Compassion is the motivator for behavior. This is what drives us.

We spoke with a compassion researcher and expert Paul Slovic, a professor of psychology at the University of Oregon, and also president of a small research institute called Decision Research, which studies decision making.

And he says, when it comes to math, our own minds deceive us. Slovic has found humans react most strongly to seeing just one person in distress. Not only that, as the number of people impacted goes up, the brain responds with less empathy and action. 

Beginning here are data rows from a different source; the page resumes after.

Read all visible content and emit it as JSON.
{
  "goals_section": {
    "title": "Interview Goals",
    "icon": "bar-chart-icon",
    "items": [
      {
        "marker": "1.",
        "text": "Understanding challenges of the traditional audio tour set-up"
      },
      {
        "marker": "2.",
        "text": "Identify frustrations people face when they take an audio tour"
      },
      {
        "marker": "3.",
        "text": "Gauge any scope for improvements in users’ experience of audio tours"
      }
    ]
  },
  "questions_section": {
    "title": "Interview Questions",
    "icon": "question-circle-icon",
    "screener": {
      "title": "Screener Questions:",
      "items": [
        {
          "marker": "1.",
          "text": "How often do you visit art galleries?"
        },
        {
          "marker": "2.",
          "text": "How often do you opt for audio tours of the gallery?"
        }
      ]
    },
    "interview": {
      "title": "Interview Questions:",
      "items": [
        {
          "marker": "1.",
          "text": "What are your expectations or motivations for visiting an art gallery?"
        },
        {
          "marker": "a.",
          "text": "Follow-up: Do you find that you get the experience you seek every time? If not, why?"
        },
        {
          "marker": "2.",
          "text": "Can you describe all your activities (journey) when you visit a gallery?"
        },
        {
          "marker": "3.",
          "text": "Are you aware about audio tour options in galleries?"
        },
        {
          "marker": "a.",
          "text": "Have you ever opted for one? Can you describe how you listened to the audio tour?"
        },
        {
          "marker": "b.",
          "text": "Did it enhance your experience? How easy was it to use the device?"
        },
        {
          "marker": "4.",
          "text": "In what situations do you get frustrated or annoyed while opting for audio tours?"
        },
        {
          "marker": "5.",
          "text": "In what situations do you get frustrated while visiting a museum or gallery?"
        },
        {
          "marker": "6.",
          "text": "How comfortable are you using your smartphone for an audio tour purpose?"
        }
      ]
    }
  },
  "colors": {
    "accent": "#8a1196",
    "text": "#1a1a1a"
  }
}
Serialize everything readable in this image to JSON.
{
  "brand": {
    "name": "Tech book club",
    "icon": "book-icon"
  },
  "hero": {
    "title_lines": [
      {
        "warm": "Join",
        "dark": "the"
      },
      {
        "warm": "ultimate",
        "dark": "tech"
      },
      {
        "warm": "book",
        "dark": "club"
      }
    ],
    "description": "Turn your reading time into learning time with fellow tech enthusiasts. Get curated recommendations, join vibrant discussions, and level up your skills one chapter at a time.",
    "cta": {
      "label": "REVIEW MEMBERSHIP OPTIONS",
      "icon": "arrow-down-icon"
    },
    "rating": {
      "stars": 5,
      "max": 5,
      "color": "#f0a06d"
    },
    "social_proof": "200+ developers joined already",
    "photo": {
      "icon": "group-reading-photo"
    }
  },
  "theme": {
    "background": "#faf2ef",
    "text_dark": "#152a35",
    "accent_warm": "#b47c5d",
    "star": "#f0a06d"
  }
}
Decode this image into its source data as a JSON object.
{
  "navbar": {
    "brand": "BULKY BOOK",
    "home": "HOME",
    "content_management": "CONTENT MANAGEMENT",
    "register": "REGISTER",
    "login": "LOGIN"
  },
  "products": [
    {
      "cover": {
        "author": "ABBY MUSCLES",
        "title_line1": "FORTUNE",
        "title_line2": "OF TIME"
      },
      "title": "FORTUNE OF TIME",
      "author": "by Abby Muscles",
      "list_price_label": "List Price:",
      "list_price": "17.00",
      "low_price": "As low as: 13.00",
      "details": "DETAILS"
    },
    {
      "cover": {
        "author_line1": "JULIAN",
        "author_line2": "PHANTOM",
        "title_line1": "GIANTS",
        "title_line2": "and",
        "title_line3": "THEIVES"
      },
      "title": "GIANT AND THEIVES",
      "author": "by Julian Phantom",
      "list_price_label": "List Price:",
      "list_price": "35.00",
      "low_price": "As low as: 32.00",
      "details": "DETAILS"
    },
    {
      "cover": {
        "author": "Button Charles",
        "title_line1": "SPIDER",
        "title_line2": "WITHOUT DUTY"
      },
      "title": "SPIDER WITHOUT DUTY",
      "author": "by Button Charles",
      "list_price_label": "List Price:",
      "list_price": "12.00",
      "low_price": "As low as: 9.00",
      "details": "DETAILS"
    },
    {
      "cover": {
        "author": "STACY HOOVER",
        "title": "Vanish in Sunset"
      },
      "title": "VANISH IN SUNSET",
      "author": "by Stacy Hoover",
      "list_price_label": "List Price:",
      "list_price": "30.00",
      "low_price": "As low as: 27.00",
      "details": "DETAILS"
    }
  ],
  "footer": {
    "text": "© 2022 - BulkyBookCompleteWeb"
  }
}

He calls it the flawed arithmetic of compassion. 

"OK, so what's the problem here? The problem is that we trust our feelings as a guide to how important something is. Our feelings can't count," Slovic said. 

Slovic says we can only hold so many numbers in short-term memory before we have to write them down. So when cases trend downward, we can’t identify them beyond up or down. This brain math doesn’t just pertain to pandemics. 

For example, studies show short-lived immediate outpourings years into Syria's civil war crisis in 2015 after a photo of a drowned 3-year-old refugee went viral. Donations to a Red Cross campaign for Syrian refugees were 55 times greater the week the picture published. In the weeks following, it dramatically dropped off.

"The human brain is lazy. And if we think we can do the job the easier way with our gut feelings, we go that way," he said. 

There are some ways experts say you can “hack your brain” to work out that compassion muscle more. For COVID-19, it could be focusing on one person or case story, trusting health experts, or taking up meditation or mindfulness.

"Mindfulness practice. People hear this word. It sounds kind of nebulous, but it's really quite simple. And it's just a means of slowing down thoughts from going all over the place to something singular, like just following our breathing," said Dr. Eric French, medical director of adult psychiatry for HCA Healthcare.